The bubonic plague, or “Black Death,” was one of the worse natural disasters in world history, killing more than twenty-five million people. This was approximately one-forth of Europe’s entire population during the 1300′s.
For more information on the bubonic plague, visit the links section under “More About the Rat.”
Rats in other Countries
Despite the negative Western view about rats, they are actually quite well-regarded in other countries. In Japan, rats are a sign of wealth, and at the new year, rice cakes are set out for the rats. A good harvest is fortold if a rat nibbles on the cakes. The rat is considered a sign of prosperity in China, as well. As you probably know, there are many different “years” in the Chinese Zodiac, and the first one is the rat. According to Chinese folklore, the rat comes first because of its intelligence and cunning. In Deshnoke, India, there is a temple dedicated to rats. They are often fed milk, and the people drink the same milk the people do. Inside the temple, the rats are protected and socialize with humans. They are only aggressive when cornered; in the temple, however, the rats are considered sacred and are protected. Also in India there is a park for rats (in Calcutta), where the wild rats are fed.

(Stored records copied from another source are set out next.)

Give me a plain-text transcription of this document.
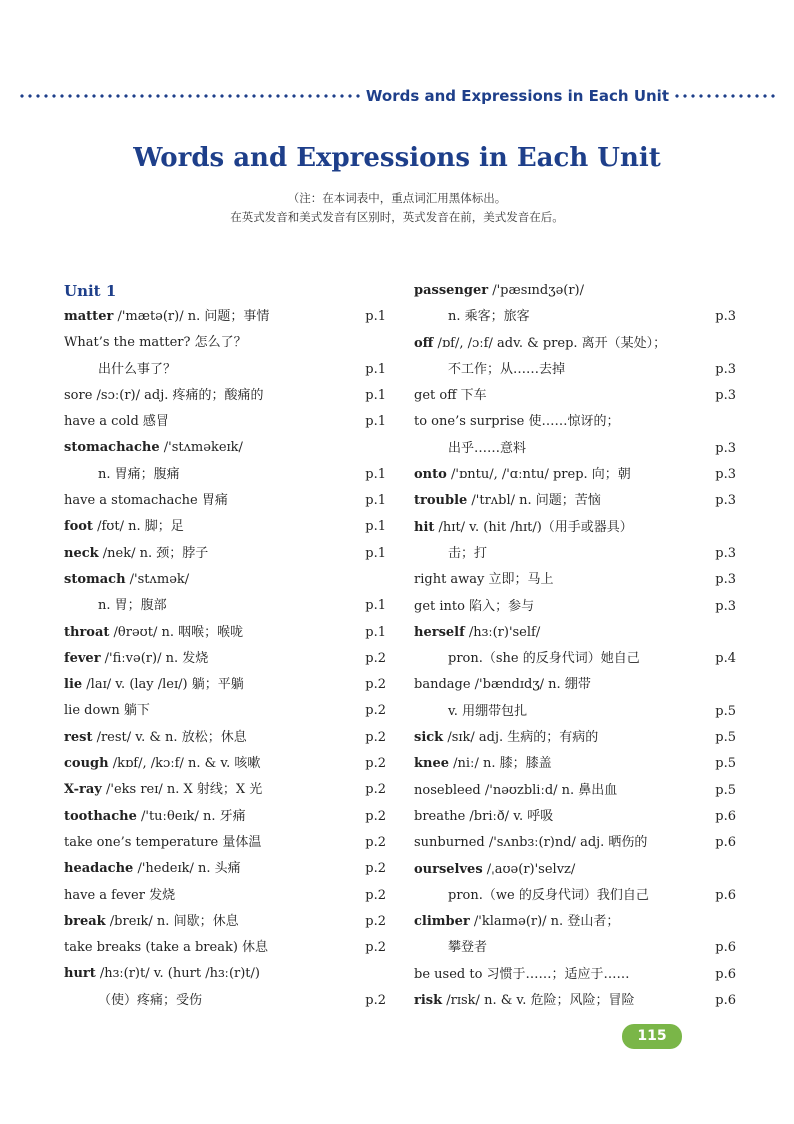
Words and Expressions in Each Unit
Words and Expressions in Each Unit

（注：在本词表中，重点词汇用黑体标出。

在英式发音和美式发音有区别时，英式发音在前，美式发音在后。

Unit 1
matter /'mætə(r)/ n. 问题；事情	p.1
What’s the matter? 怎么了？
出什么事了？	p.1
sore /sɔː(r)/ adj. 疼痛的；酸痛的	p.1
have a cold 感冒	p.1
stomachache /'stʌməkeɪk/
n. 胃痛；腹痛	p.1
have a stomachache 胃痛	p.1
foot /fʊt/ n. 脚；足	p.1
neck /nek/ n. 颈；脖子	p.1
stomach /'stʌmək/
n. 胃；腹部	p.1
throat /θrəʊt/ n. 咽喉；喉咙	p.1
fever /'fiːvə(r)/ n. 发烧	p.2
lie /laɪ/ v. (lay /leɪ/) 躺；平躺	p.2
lie down 躺下	p.2
rest /rest/ v. & n. 放松；休息	p.2
cough /kɒf/, /kɔːf/ n. & v. 咳嗽	p.2
X-ray /'eks reɪ/ n. X 射线；X 光	p.2
toothache /'tuːθeɪk/ n. 牙痛	p.2
take one’s temperature 量体温	p.2
headache /'hedeɪk/ n. 头痛	p.2
have a fever 发烧	p.2
break /breɪk/ n. 间歇；休息	p.2
take breaks (take a break) 休息	p.2
hurt /hɜː(r)t/ v. (hurt /hɜː(r)t/)
（使）疼痛；受伤	p.2
passenger /'pæsɪndʒə(r)/
n. 乘客；旅客	p.3
off /ɒf/, /ɔːf/ adv. & prep. 离开（某处）；
不工作；从……去掉	p.3
get off 下车	p.3
to one’s surprise 使……惊讶的；
出乎……意料	p.3
onto /'ɒntu/, /'ɑːntu/ prep. 向；朝	p.3
trouble /'trʌbl/ n. 问题；苦恼	p.3
hit /hɪt/ v. (hit /hɪt/)（用手或器具）
击；打	p.3
right away 立即；马上	p.3
get into 陷入；参与	p.3
herself /hɜː(r)'self/
pron.（she 的反身代词）她自己	p.4
bandage /'bændɪdʒ/ n. 绷带
v. 用绷带包扎	p.5
sick /sɪk/ adj. 生病的；有病的	p.5
knee /niː/ n. 膝；膝盖	p.5
nosebleed /'nəʊzbliːd/ n. 鼻出血	p.5
breathe /briːð/ v. 呼吸	p.6
sunburned /'sʌnbɜː(r)nd/ adj. 晒伤的	p.6
ourselves /ˌaʊə(r)'selvz/
pron.（we 的反身代词）我们自己	p.6
climber /'klaɪmə(r)/ n. 登山者；
攀登者	p.6
be used to 习惯于……；适应于……	p.6
risk /rɪsk/ n. & v. 危险；风险；冒险	p.6
115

Throughout history, rats have been symbols in various cultures and religions. In Ancient Rome, they were considered a good luck symbol, and Egyptians worshipped them. In addition, the Hindu god “Ganesha” is often riding on the back of a rat.
For more information about the worship of rats in India, visit the links section under “More About the Rat.”
A Little Bit about the Wild Rat
Wild rats live in small colonies. Female rats usually live in burrows with up to six other females. Each has her own nest chamber, but they may raise their offspring together. When the young are weaned, the young males leave the nest.
When there are few males in a rat population, a male rat will monopolize an entire burrow full of females. He claims a certain amount of territory as his, and keeps other males from entering that territory. He mates only with the females in his burrow. If there are many males in a rat population, however, the male can no longer defend his territory adequately; there are too many invaders for one rat to handle. In these situations, males do not “claim” certain burrows. Rather, there is a social heirarchy among males: one male is dominant. When a female comes into heat she mates with many males, most dominant first.
The lifespan of wild rats is much lower than domesticated rats, with most rats living less than one year.
For more information about the wild rat, visit the links section under “More About the Rat.”
The Beginning of the Domesticated Rat
Rats first began to be bred in captivity in the 1800′s, for a sport called “ratting.” Dogs were put in pits filled with rats and trained to kill as many as possible. Thousands of wild rats were captured for the pits, until someone had the genius idea to breed them soley for the purpose of this “sport.”
A rat catcher called Jack Black was the first person thought to breed rats and sell them as pets. Much later the idea for rats as pets began to catch on; however, the rat was still only considered a suitable pet for children. They appeared in many children’s books and fairytales, such as “Cinderella”, “The Pied Piper”, many Beatrix Potter books, “The Rats of Nimh”, and more.
Rats became popular as pets in the 1990′s.